UK & World News
Second American Ebola Patient Lands In US
A second American aid worker infected with ebola in West Africa has arrived at an air base near Atlanta, Georgia.
A plane believed to be carrying missionary Nancy Writebol, 59, reached its destination after a refuelling stop in Maine.
She will be treated in a special isolation ward at Emory University Hospital in Atlanta, according to her aid group.
Her fellow medical missionary, Dr Kent Brantly, was admitted to the same facility on Saturday.
Ms Writebol, a mother of two from Charlotte, North Carolina, took off in an air ambulance on Monday from Liberia's capital, Monrovia.
She is in a serious but stable condition, said her employer SIM USA.
She and Dr Brantly, 33, from Texas, contracted ebola while working on the same team treating patients at a hospital near Monrovia.
Ms Writebol was a hygienist whose job it was to decontaminate those entering or leaving the ebola treatment area.
Both Americans are being treated with an experimental drug never tested for safety in humans.

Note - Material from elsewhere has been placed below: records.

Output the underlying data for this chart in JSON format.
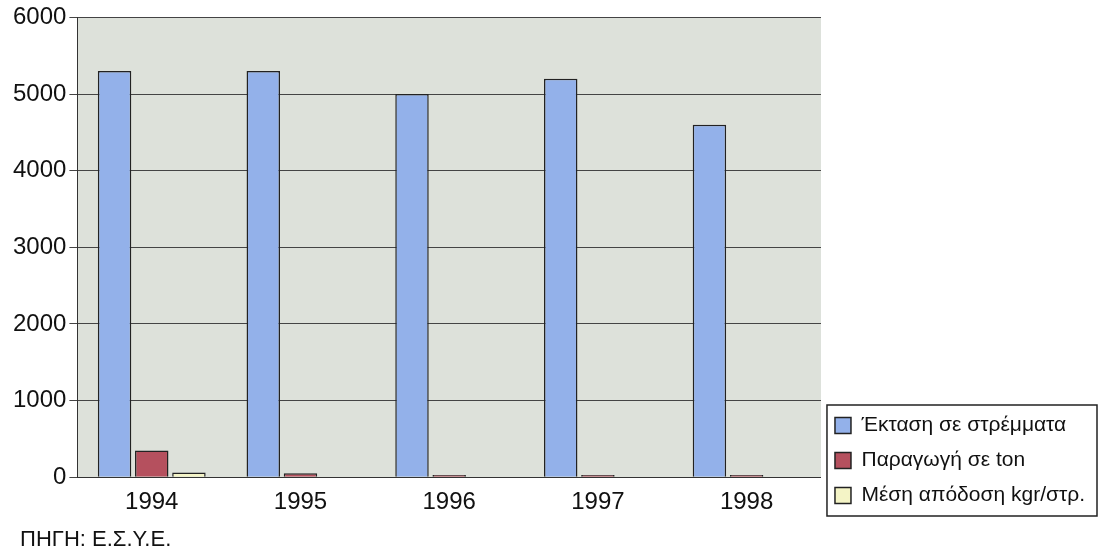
{
  "chart_data": {
    "type": "bar",
    "categories": [
      "1994",
      "1995",
      "1996",
      "1997",
      "1998"
    ],
    "series": [
      {
        "name": "Έκταση σε στρέμματα",
        "color": "#93b1ea",
        "values": [
          5300,
          5300,
          5000,
          5200,
          4600
        ]
      },
      {
        "name": "Παραγωγή σε ton",
        "color": "#b5505e",
        "values": [
          350,
          50,
          30,
          30,
          30
        ]
      },
      {
        "name": "Μέση απόδοση kgr/στρ.",
        "color": "#f4f4c6",
        "values": [
          60,
          null,
          null,
          null,
          null
        ]
      }
    ],
    "ylim": [
      0,
      6000
    ],
    "yticks": [
      0,
      1000,
      2000,
      3000,
      4000,
      5000,
      6000
    ],
    "grid": "y",
    "legend": "bottom right",
    "annotations": [
      "ΠΗΓΗ: Ε.Σ.Υ.Ε."
    ]
  }
}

The drug, ZMapp, was identified as a possible treatment in January after research by the US government and the military.
Manufactured by San Diego's Mapp Biopharmaceutical, it works by boosting the immune system and is made from antibodies produced by lab animals exposed to parts of the virus.
Ms Writebol's arrival came a day after a New York hospital said it was testing a man for ebola after he turned up at the emergency department.
The man - who was admitted to New York's Mount Sinai Hospital - was placed in isolation after displaying fever and gastrointestinal problems.
Health officials cautioned that the patient was probably suffering from a much more common condition.
But the incident underscored the heightened state of alert in the US as an ebola outbreak that has killed nearly 900 people rages in Sierra Leone, Liberia and Guinea.
British Airways has suspended flights to Liberia and Sierra Leone until the end of August over concerns about the outbreak.
Nigeria has now confirmed it has eight suspected and one confirmed case of ebola, while Saudi Arabia said it was also testing a man for the virus.
US border officials say they are screening airline passengers from Africa for symptoms of the viral haemorrhagic fever.
Border patrol agents at Washington's Dulles International and New York's JFK airports are on ebola watch as delegations from some 50 African countries arrive in the nation's capital for an economic summit this week.
Officials have been told to ask travellers about possible exposure to the virus and to look out for anyone with a fever or signs of sickness.
Real estate tycoon Donald Trump meanwhile sparked controversy by lambasting "incompetent" US authorities for allowing the repatriation of the two ebola-infected Americans.
Symptoms of the virus include fever, vomiting, severe headaches, muscular pain and, as the patient nears the end, profuse bleeding.
It is spread by contact with blood or other bodily fluids and is not passed on through the air.